But before we had not said that age group was not an interaction?
This is because before age group had 4 categories, not has only 2
Testing for interaction is more sensitive if we dichotomize, i.e. use two groups only
Likewise, because the model with interaction (GLM4) had a significant improve, this is the model
we are going to take.
- estimate appropriate odds ratios for the association between education and HIV infection
- interpret these OR
So the equation for model GLM4 (the one with interaction) is:
(Intercept) ed2_f1 young ed2_f1:young
Odds(HIV infection) = 0.1836735 * 3.0610396^Educat * 1.2098765^young * 0.1696256^(Educat*young)
When we are talking about the OR (odds ratio) we only work with the coefficients (no te intercept)
Category | OR |
---|---|
Young | |
OR for not educated young | =3.0610396^Educat * 1.2098765^young * 0.1696256^(Educat*young) |
=3.0610396^0 * 1.2098765^1 * 0.1696256^(0*1) | |
= 1 * 1.2098765 * 1 | |
= 1.2098 | |
OR for educated young | =3.0610396^Educat * 1.2098765^young * 0.1696256^(Educat*young) |
=3.0610396^1 * 1.2098765^1 * 0.1696256^(1*1) | |
=3.0610396 * 1.2098765 * 0.1696256 | |
=0.628205 | |
Older | |
OR for not educated older | =3.0610396^Educat * 1.2098765^young * 0.1696256^(Educat*young) |
=3.0610396^0 * 1.2098765^0 * 0.1696256^(0*0) | |
= 1 * 1 * 1 | |
= 1 (Is one because is the reference) | |
OR for educated older | =3.0610396^Educat * 1.2098765^young * 0.1696256^(Educat*young) |
=3.0610396^1 * 1.2098765^0 * 0.1696256^(1*0) | |
=3.0610396 * 1 * 1 | |
=3.0610396 |
Interpretation:
1.Among old people, the odds of having VIH are 3.06 times as high for those
who have education compared to those without instruction. (=3.06/1)
So education is a risk factor
2.Among young people, the odds of having VIH are 0.519 times as high for those
who have education compared to those without instruction. (=0.628205/1.2098)
So education is a protective factor
- Extra: Another way (maybe better) to doing this last part is to create subsets and doing the regression separate:
e.1 Regressión in the database of youngs:
Call:
glm(formula = case ~ ed2_f, family = binomial, data = young)
Deviance Residuals:
Min 1Q Median 3Q Max
-0.6335 -0.4673 -0.4673 -0.4673 2.1301
Coefficients:
Estimate Std.
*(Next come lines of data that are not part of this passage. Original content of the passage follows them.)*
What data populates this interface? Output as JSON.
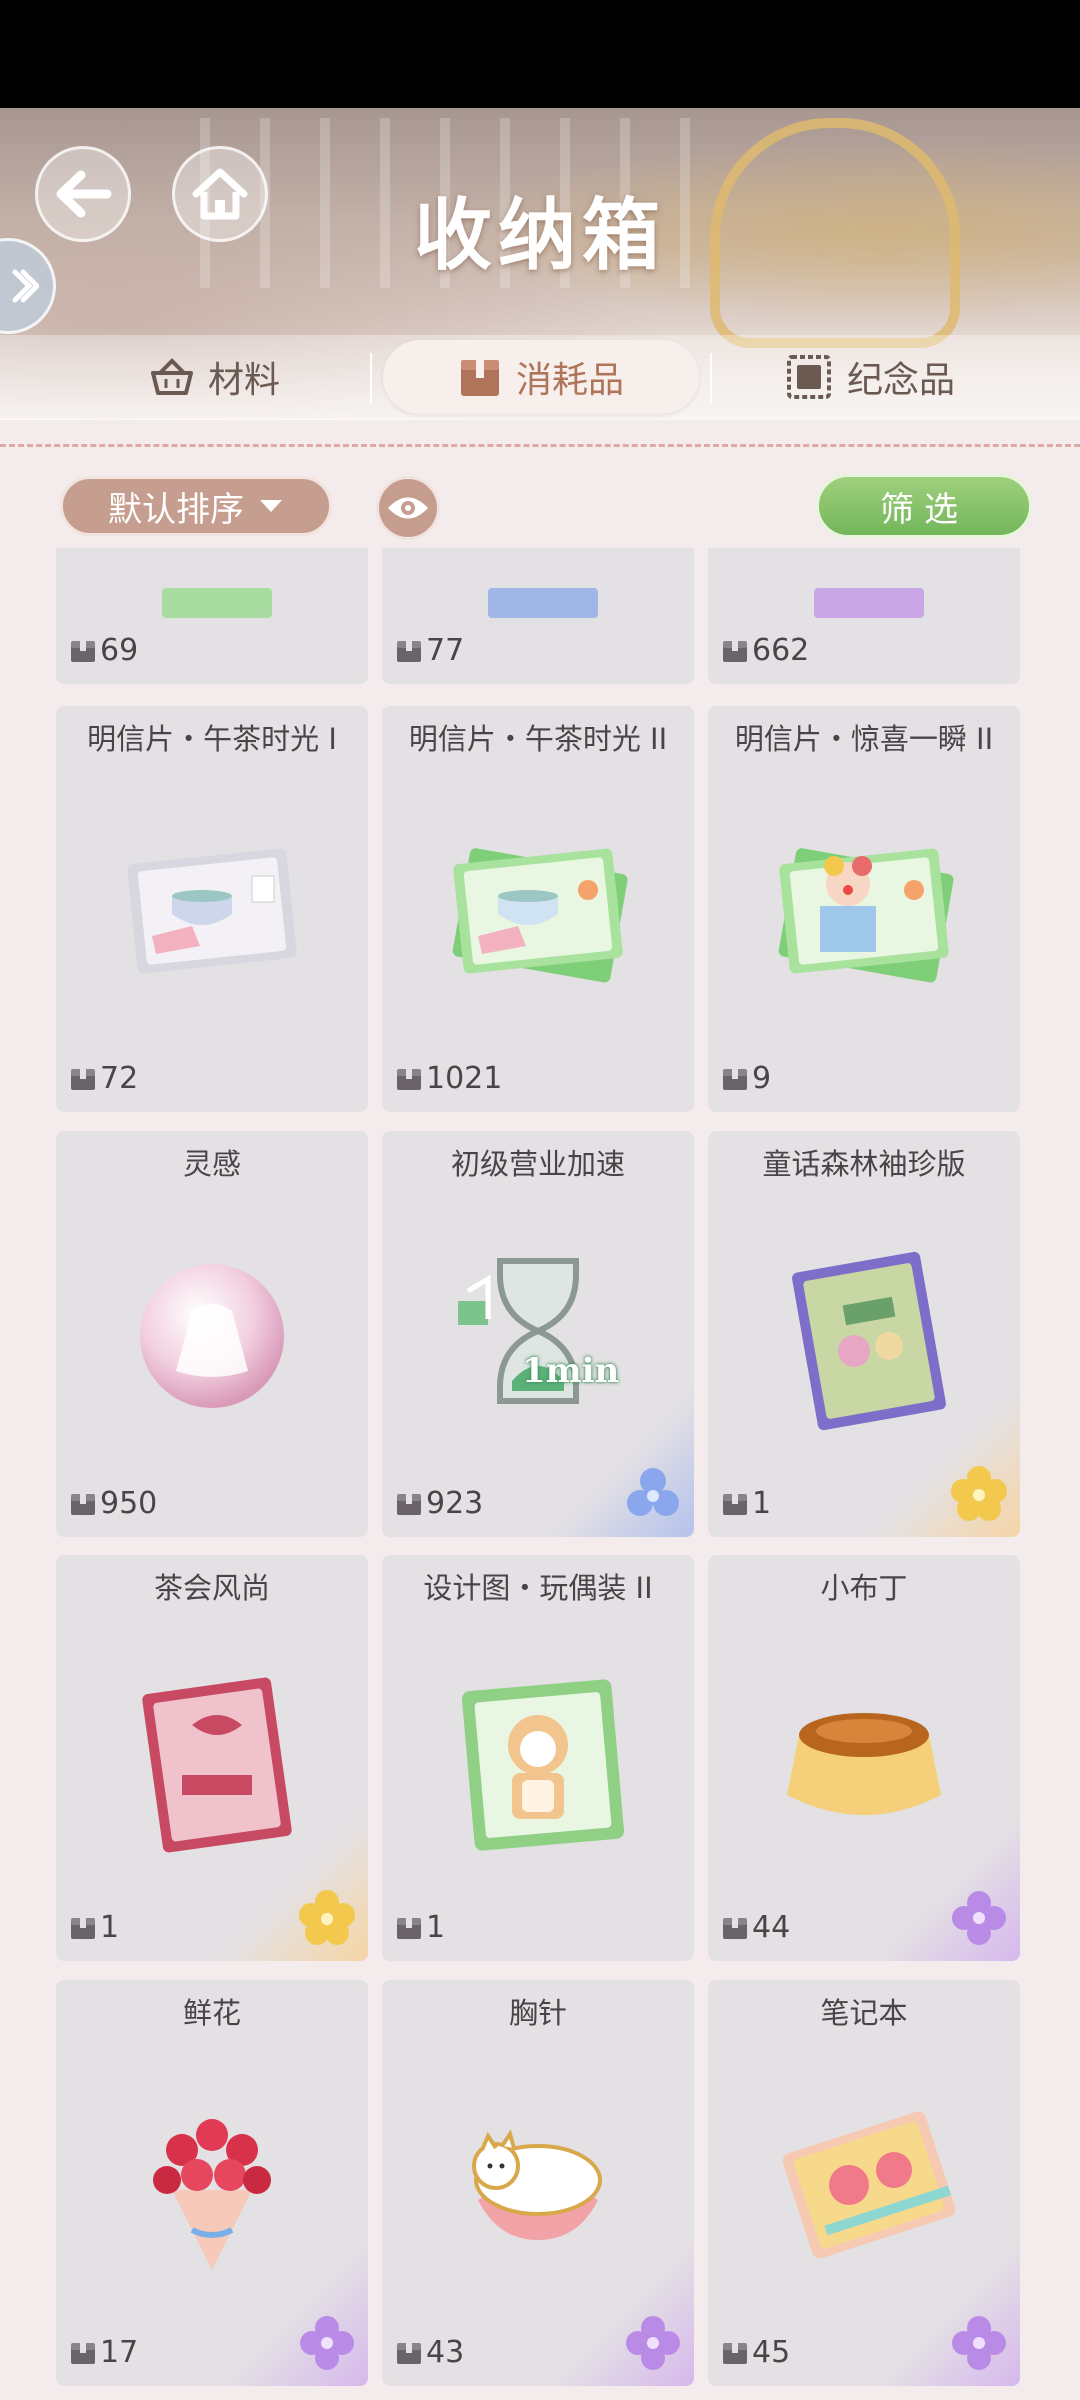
{
  "header": {
    "title": "收纳箱",
    "back_icon": "arrow-left-icon",
    "home_icon": "home-icon",
    "side_icon": "chevron-right-icon"
  },
  "tabs": [
    {
      "label": "材料",
      "icon": "basket-icon",
      "active": false
    },
    {
      "label": "消耗品",
      "icon": "box-icon",
      "active": true
    },
    {
      "label": "纪念品",
      "icon": "stamp-icon",
      "active": false
    }
  ],
  "toolbar": {
    "sort_label": "默认排序",
    "filter_label": "筛选"
  },
  "items": [
    {
      "name": "",
      "count": "69",
      "rarity": "none"
    },
    {
      "name": "",
      "count": "77",
      "rarity": "none"
    },
    {
      "name": "",
      "count": "662",
      "rarity": "none"
    },
    {
      "name": "明信片・午茶时光 I",
      "count": "72",
      "rarity": "none"
    },
    {
      "name": "明信片・午茶时光 II",
      "count": "1021",
      "rarity": "none"
    },
    {
      "name": "明信片・惊喜一瞬 II",
      "count": "9",
      "rarity": "none"
    },
    {
      "name": "灵感",
      "count": "950",
      "rarity": "none"
    },
    {
      "name": "初级营业加速",
      "count": "923",
      "rarity": "blue"
    },
    {
      "name": "童话森林袖珍版",
      "count": "1",
      "rarity": "gold"
    },
    {
      "name": "茶会风尚",
      "count": "1",
      "rarity": "gold"
    },
    {
      "name": "设计图・玩偶装 II",
      "count": "1",
      "rarity": "none"
    },
    {
      "name": "小布丁",
      "count": "44",
      "rarity": "purple"
    },
    {
      "name": "鲜花",
      "count": "17",
      "rarity": "purple"
    },
    {
      "name": "胸针",
      "count": "43",
      "rarity": "purple"
    },
    {
      "name": "笔记本",
      "count": "45",
      "rarity": "purple"
    }
  ],
  "art_labels": {
    "speedup_badge": "1min"
  },
  "colors": {
    "accent": "#c69e8f",
    "filter_green": "#7fbe63",
    "active_tab_text": "#b0745a"
  }
}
Error z value Pr(>|z|)
(Intercept) -1.5041 0.5528 -2.721 0.00651 **
ed2_f1 -0.6554 0.6553 -1.000 0.31726
---
Signif. codes: 0 '***' 0.001 '**' 0.01 '*' 0.05 '.' 0.1 ' ' 1
(Dispersion parameter for binomial family taken to be 1)
Null deviance: 79.670 on 108 degrees of freedom
Residual deviance: 78.734 on 107 degrees of freedom
AIC: 82.734
Number of Fisher Scoring iterations: 4
(Intercept) ed2_f1
0.2222222 0.5192308
Waiting for profiling to be done...
2.5 % 97.5 %
(Intercept) 0.06419365 0.5954641
ed2_f1 0.15008794 2.0850593
e.2 Regressión in the database of olders:
Call:
glm(formula = case ~ ed2_f, family = binomial, data = old)
Deviance Residuals:
Min 1Q Median 3Q Max
-0.9446 -0.9446 -0.5807 1.4297 1.9304
Coefficients:
Estimate Std. Error z value Pr(>|z|)
(Intercept) -1.6946 0.1622 -10.449 < 2e-16 ***
ed2_f1 1.1188 0.1955 5.722 1.05e-08 ***
---
Signif. codes: 0 '***' 0.001 '**' 0.01 '*' 0.05 '.' 0.1 ' ' 1
(Dispersion parameter for binomial family taken to be 1)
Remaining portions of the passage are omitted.